Lev Kuleshov is a Russian filmmaker who edited together a short film where a shot of an expressionless face was matched with various other shots such as a plate of soup, a girl in a coffin and a woman on a divan. The audiences believed that each time the face expression would change and they praised the subtle acting. The effect was that effective the audience said they were deeply moved by how sorrowful the actor looked after the image of the dead child. The audience was not aware that the same shot of the actor's face was re-used, and the effect is created entirely by its superimposition with other images to express how the character is feeling.
Kuleshov used the experiment to indicate the usefulness and effectiveness of film editing. The implication is that viewers brought their own emotional reactions to this sequence of images, and then moreover attributed those reactions to the actor, investing his impassive face with their own feelings.

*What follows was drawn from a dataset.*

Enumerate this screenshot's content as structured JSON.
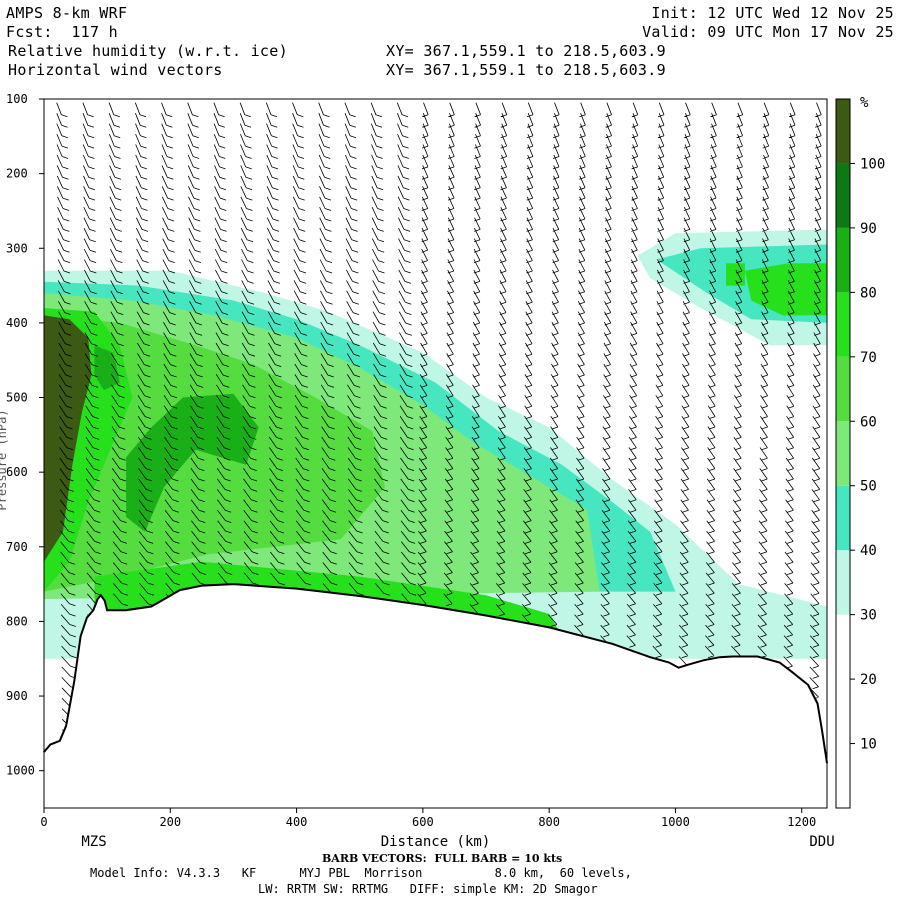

Kuleshov believed this, along with montage, had to be the basis of cinema as an independent art form.
The effect has also been studied and used by famous director Alfred Hitchcock. An example of when he used this is explained in the famous "Definition of Happiness" interview, where he explains in detail many types of editing. The final one which he calls "pure editing", is explained visually using the Kuleshov effect. In the first version, Hitchcock is squinting, and the audience sees footage of a woman with a baby. The screen then returns to Hitchcock's face, now smiling. In effect, he is a kind old man. In the second example, the woman and baby are replaced with a woman in a bikini, to which Hitchcock exclaims, "Now look, he has become the dirty old man."